To define the battery coolant flow rate and temperature, specify these inputs:

**FlwR**— Value between 0 and 1, specified as a scalar. The**FlwR**input value is used to dynamically choose the right value of the flow rate during the simulations. The value of the**FlwR**input defines the actual flow rate in the module. In the**Vector of coolant flowrates L**parameter,**FlwR**equal to 0 means no flow, while**FlwR**equal to 1 means highest flow rate value. In the current example,**FlwR**is set to a low value of 1e-3.**FlwT**— Positive or negative value that, when summed to the ambient temperature, equals the coolant inlet temperature. A value of +15 for the**FlwT**input and 273.15 K at the**Amb**port makes the coolant inlet temperature equal to 273.15 + 15 = 288.15K. A value of -15 for the**FlwT**input and 273.15 K at the**Amb**makes the coolant inlet temperature equal to 273.15 - 15 = 258.15 K. In this example,**FlwT**is set to 0.

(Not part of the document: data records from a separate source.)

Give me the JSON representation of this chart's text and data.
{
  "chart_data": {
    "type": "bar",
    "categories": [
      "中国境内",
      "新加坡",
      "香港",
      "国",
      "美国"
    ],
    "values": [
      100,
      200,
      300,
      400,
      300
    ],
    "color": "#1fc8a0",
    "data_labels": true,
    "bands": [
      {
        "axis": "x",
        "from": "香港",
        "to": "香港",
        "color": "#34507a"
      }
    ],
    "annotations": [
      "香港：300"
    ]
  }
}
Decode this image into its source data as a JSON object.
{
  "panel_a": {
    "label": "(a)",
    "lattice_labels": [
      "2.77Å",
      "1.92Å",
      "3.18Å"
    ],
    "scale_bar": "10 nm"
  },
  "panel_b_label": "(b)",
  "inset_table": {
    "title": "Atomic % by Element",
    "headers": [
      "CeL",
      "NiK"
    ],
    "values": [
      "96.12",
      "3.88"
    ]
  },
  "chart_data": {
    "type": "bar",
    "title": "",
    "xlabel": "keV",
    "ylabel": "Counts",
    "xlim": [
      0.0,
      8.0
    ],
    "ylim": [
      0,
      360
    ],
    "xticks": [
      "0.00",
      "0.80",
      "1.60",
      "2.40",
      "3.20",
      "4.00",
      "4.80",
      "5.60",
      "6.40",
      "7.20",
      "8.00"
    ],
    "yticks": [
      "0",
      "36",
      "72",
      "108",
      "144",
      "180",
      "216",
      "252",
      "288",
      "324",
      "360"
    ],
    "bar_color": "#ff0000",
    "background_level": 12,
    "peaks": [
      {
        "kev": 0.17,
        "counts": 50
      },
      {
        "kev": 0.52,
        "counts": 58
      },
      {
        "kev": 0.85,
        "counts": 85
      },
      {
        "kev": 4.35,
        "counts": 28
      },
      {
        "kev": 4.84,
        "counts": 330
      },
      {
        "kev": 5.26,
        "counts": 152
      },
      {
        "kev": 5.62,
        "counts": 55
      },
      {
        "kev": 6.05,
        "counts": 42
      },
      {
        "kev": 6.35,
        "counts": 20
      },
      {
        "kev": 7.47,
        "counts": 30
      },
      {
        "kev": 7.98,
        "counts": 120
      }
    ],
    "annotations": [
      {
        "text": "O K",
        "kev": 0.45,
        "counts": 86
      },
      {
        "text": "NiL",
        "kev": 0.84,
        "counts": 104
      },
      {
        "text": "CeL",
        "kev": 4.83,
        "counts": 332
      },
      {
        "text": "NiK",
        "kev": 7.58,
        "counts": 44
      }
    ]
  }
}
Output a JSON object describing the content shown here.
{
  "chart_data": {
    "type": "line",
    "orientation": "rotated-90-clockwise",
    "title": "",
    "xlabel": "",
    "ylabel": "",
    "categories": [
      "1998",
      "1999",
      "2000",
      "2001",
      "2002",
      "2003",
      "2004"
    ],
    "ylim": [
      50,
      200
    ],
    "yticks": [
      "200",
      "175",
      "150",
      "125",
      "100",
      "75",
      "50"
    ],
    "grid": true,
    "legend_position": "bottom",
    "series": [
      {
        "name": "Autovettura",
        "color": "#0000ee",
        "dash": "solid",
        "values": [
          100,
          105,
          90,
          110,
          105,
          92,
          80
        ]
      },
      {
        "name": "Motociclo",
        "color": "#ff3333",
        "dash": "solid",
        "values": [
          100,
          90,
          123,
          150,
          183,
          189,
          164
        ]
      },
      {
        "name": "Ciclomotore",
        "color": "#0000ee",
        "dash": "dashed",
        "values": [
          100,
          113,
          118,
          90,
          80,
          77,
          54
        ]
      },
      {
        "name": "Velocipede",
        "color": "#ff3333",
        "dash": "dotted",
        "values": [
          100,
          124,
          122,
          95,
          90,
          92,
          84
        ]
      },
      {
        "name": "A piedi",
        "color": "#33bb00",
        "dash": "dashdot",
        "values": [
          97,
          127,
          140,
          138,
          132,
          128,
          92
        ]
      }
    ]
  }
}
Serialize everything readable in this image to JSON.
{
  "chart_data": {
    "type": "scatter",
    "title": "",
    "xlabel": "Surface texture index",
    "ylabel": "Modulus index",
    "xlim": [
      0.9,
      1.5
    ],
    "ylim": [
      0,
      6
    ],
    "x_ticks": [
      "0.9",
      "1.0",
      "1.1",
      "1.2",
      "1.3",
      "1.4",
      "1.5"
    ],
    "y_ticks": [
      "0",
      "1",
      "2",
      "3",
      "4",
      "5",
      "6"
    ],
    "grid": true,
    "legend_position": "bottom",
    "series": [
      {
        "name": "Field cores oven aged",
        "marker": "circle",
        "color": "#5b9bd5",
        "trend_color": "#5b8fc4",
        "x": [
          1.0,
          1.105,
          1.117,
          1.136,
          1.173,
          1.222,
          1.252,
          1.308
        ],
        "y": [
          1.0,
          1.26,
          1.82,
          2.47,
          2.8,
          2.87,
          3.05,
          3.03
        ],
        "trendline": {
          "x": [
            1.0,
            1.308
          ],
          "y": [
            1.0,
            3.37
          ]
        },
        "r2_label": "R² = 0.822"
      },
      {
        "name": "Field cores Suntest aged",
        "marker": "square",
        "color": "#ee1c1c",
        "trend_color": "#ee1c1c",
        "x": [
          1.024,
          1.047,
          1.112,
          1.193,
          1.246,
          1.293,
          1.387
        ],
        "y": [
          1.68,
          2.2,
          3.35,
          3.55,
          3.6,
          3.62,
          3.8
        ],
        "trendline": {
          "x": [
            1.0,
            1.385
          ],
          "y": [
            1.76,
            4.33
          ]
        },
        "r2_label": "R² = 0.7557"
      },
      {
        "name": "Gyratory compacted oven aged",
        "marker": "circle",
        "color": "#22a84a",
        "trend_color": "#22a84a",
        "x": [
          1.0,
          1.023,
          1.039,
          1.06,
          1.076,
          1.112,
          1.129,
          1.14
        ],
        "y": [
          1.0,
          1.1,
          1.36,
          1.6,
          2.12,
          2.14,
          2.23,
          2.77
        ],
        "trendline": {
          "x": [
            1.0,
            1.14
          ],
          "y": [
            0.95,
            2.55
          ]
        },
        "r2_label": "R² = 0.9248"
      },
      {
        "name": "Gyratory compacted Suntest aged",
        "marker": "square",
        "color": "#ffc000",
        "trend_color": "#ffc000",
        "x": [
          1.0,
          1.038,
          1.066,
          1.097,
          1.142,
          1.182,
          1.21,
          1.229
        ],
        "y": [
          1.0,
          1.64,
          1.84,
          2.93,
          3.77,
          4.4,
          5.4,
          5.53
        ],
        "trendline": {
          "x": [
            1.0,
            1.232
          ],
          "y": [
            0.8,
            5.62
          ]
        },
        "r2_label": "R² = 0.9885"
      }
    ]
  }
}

### Simulation Results from Simscape Logging

The switch in the circuit is closed at 30s time in the Switch operation logic subsystem. The circuit is completed and short circuits the system through a resistance of 0.1m-Ohm. As a high current passes through all the cells in the module, the cell temperature rises and quickly attains the trigger temperature for thermal runaway and gas venting. The switch is opened to disconnect the electrical circuit as the cell is now dead.

### Results from Real-Time Simulation

This example has been tested on a Speedgoat Performance real–time target machine with an Intel® 3.5 GHz i7 multi–core CPU. This model can run in real time with a step size of 400 milliseconds.